Two men arrested in connection with the Kaua‘i Police Department’s recent drug bust have been identified as a Kula Intermediate and High School eighth-grade teacher and the vice principal. Police seized 50 marijuana plants, processed marijuana, drug paraphernalia and ammunition
Two men arrested in connection with the Kaua‘i Police Department’s recent drug bust have been identified as a Kula Intermediate and High School eighth-grade teacher and the vice principal.
Police seized 50 marijuana plants, processed marijuana, drug paraphernalia and ammunition last week from a Moloa‘a home. The raid prompted the arrests of Kula Intermediate and High School Vice Principal and Athletic Director David Rojeck, 42, and Alan Bertolino, 43, the school’s eighth-grade physical science teacher.
Bertolino faces charges of second-degree commercial production of marijuana, third-degree promotion of a detrimental drug and third-degree prohibited acts related to drug paraphernalia.
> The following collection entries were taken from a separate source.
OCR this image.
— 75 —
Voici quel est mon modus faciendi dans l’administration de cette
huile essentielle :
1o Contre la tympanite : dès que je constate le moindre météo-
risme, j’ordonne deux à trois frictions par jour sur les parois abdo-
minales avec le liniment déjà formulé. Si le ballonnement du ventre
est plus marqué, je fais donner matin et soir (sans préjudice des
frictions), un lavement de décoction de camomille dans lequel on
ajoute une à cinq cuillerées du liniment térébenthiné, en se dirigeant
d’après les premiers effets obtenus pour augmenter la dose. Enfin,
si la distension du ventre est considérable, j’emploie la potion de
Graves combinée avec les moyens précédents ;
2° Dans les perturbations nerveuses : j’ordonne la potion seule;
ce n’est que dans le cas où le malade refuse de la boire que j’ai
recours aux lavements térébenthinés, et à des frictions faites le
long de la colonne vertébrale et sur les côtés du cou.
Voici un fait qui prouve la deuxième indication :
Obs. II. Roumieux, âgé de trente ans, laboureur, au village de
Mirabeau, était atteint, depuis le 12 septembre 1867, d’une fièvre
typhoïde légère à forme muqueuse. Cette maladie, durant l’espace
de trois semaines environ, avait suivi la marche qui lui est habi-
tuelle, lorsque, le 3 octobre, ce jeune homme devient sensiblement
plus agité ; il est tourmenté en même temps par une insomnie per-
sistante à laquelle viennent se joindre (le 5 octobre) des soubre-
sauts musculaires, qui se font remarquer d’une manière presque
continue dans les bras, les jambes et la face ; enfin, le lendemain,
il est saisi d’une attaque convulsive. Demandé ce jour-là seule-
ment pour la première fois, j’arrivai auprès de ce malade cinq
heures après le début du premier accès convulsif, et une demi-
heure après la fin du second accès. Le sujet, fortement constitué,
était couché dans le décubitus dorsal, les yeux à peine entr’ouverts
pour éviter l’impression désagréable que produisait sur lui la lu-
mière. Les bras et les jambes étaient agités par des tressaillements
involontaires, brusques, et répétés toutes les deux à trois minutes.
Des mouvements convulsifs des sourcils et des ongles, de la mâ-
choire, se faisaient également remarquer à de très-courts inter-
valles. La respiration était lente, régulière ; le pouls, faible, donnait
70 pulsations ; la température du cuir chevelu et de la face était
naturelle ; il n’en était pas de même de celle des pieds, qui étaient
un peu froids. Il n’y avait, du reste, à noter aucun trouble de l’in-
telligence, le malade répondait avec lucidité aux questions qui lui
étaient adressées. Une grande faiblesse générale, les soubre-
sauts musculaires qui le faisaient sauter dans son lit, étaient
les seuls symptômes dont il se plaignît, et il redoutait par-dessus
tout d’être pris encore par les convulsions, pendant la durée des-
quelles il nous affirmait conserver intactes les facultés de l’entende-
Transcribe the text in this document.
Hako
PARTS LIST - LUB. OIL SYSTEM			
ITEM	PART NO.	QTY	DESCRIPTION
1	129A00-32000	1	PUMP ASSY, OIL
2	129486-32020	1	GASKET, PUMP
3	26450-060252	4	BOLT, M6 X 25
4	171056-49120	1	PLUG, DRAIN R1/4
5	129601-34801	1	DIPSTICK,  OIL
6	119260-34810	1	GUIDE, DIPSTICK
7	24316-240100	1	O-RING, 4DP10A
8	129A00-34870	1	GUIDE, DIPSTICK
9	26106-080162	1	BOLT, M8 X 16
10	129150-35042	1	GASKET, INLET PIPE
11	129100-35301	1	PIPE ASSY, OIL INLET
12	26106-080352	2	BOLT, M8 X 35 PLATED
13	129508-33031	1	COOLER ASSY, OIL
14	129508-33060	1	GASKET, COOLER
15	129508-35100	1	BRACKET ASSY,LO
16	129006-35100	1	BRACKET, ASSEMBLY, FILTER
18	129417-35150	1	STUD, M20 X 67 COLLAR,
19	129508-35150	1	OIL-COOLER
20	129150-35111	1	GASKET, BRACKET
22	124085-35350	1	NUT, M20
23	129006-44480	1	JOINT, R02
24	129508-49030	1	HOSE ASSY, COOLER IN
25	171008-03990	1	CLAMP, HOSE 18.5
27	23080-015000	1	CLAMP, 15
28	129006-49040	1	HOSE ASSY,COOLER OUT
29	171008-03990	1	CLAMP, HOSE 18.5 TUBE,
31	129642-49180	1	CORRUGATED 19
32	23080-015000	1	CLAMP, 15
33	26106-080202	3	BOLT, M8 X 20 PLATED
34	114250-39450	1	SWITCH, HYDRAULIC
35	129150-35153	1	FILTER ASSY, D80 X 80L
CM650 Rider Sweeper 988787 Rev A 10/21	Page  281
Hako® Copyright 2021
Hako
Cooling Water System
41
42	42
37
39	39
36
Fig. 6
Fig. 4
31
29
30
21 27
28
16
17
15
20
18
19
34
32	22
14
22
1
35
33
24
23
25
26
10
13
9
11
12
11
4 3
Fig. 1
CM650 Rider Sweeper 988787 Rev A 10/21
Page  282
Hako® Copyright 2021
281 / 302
Rojeck is accused of third-degree promotion of a detrimental drug, a petty misdemeanor.
Whether Rojeck or Bertolino are facing disciplinary action from the school in relation to the accusations remains unclear, as Principal David Mireles declined to comment on the case.
However, Rojeck’s picture has been removed from the private school’s Web site.
The arrests may send a mixed message to the school’s students, as the role models were arrested exactly one week after dozens of officers visited the school to perform a drug-bust simulation.
Vice and traffic unit officers rappelled from helicopters that hovered above the school’s Kilauea campus simulating a theatrical arrest and mock eradication of marijuana plants.
The presentation was part of the Kaua‘i Police Department’s
ongoing effort to prevent drug use at an early age, KPD Assistant Chief of Police Roy Asher said.
Promoting drug use within 1,000 feet of a school can augment the sentence of a person convicted of drug dealing, however, at press time, the KPD had no evidence to indicate any marijuana was being sold at the school, Asher said.